I remember pinning fabric and helping her lay out each type of fabric. I know most types of fabric by sight thanks to my mother. Her hands sewed countless dresses over the years. That sewing machine certainly got a work out during high school when my mother lovingly sewed each party dress for me. She “volunteered” to make performance outfits for my entire dance team. Man, were they cute. I also remember selecting the pattern and fabric for my debutante dress. It would not be a stretch to say that she spent days hunched over that dress. I didn’t appreciate how complicated that pattern was, it was a true princess dress. The material was a very fine ivory with little dots all over and a hem detail that was gorgeous. Like most 18 year olds, I wanted a princess dress, and this one had ruffles and details galore. I fear that I will never be able to recreate those sleeves, how she made the ruffles stand up and meet in a ‘V” in the back? Talent. True, raw, unadulterated talent.
My sister and brother were never as interested in her sewing as I was. Looking back, it was a bonding time for my mother and me. We needed that bonding when I was in my teens. I was a stubborn, strong-willed child. Maybe the hours of sewing prep helped calm me and calm our relationship? Our last project was making “mermaid” skirts for my daughter's 4th birthday party. We made beautiful felt crowns and tulle skirts. In reality, she did most of the making. I did what I’ve always done, I cut, I pinned, I pressed, I snipped. But she did the heavy lifting. She did the creating. Hours of work poured out in hours of love for her child’s request to make this birthday gift for my child. And, those party favors were amazing.
I was always amazed at how easily my mother created gorgeous items where before there was only fabric, buttons, and ribbons. For years I have wanted to learn to create just like my mother. I wanted to continue her legacy and share her gift with my daughters. I noticed a few years ago that the sewing machine wasn’t coming out as often. I noticed that she was choosing to buy my daughters dresses, rather than making them. I noticed that I was the only adult child treasuring the things she made for her grandchildren. It rocked me to the core. This huge piece of our childhood was fading and no one seemed to give it the respect it was due. My mother’s talent was going softly into the night and I wept at that passing. My mother is getting older and, at first, had trouble with her shoulder and the machine, and now, her eyesight is hindering her. Since my mother is a master seamstress and anything sort of perfection is unacceptable. I asked her for a sewing machine for my birthday, intending to learn at her side. Time, aches, and pains got in the way. So, when I completed my sewing lessons at a craft school, my mother discussed giving me her sewing machine.
That was it, just a passing comment.

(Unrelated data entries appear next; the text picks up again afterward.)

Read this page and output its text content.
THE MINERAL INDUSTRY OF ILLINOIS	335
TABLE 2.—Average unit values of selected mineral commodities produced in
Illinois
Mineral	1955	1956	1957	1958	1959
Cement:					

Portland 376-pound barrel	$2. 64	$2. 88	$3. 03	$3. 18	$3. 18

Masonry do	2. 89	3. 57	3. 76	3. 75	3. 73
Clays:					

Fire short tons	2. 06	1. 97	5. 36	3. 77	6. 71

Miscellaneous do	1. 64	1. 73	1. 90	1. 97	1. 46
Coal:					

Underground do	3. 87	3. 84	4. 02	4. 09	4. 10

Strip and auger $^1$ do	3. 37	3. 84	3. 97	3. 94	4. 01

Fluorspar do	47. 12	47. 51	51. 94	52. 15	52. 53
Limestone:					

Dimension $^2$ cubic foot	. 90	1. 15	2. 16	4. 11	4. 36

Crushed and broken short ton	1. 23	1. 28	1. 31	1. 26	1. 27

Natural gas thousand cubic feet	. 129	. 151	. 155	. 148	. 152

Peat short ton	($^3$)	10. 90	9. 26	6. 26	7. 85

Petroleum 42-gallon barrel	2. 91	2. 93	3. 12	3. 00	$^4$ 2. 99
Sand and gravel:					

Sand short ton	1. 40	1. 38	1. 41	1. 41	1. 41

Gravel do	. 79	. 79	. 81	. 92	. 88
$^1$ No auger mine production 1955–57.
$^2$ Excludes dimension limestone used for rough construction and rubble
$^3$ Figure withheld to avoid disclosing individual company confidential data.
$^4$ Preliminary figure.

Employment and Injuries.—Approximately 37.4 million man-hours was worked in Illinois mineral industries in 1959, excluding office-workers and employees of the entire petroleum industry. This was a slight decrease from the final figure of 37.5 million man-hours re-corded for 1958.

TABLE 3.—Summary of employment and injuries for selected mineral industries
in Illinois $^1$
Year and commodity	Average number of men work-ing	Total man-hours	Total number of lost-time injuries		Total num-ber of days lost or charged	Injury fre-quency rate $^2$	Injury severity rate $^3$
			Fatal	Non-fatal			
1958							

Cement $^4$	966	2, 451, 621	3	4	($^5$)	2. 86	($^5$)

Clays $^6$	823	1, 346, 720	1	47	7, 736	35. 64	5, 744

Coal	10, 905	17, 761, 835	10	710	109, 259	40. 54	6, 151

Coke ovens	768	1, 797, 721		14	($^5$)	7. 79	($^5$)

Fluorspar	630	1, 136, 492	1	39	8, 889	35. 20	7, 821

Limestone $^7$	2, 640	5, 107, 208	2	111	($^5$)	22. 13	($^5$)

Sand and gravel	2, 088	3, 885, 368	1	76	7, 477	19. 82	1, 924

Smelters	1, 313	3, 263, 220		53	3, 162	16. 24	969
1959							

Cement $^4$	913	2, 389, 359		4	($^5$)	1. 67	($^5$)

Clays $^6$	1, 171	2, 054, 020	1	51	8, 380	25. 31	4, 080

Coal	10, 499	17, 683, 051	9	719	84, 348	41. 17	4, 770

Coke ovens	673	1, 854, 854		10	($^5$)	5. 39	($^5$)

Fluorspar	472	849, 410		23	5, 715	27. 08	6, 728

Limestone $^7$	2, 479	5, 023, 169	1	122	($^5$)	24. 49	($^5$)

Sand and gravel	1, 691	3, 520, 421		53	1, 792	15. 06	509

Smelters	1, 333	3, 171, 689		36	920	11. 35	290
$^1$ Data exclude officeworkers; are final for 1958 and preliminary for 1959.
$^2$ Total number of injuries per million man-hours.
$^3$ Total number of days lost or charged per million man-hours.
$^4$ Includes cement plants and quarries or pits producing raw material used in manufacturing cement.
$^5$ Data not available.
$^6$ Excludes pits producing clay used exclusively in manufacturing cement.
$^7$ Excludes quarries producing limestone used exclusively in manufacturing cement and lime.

But, I felt the gravity. My mother would no longer create. There would be no more shared projects. How would I learn to make a proper buttonhole? Who could teach me how to pleat? How would I learn to make those ruffles? Less than a week later, the machine came to me. No ceremony, just my dad putting it on my table. The baton passed. Quietly. I haven’t gotten the courage up to take the machine out yet. I am daunted by the legacy of my mother. I want to create just like she did. I want to sew with my daughters. I want this machine to transform me into more than a seamstress. I want to sew love into every piece I make.
One day soon, I will open the machine. I will create, and I will pass on the legacy before it is too late.
Mom, this is my promise to you- I will treat your sewing machine with the love and respect it deserves. Thank you for trusting me with your machine. It is far more than a machine to me. I love you. Happy Love Thursday everyone.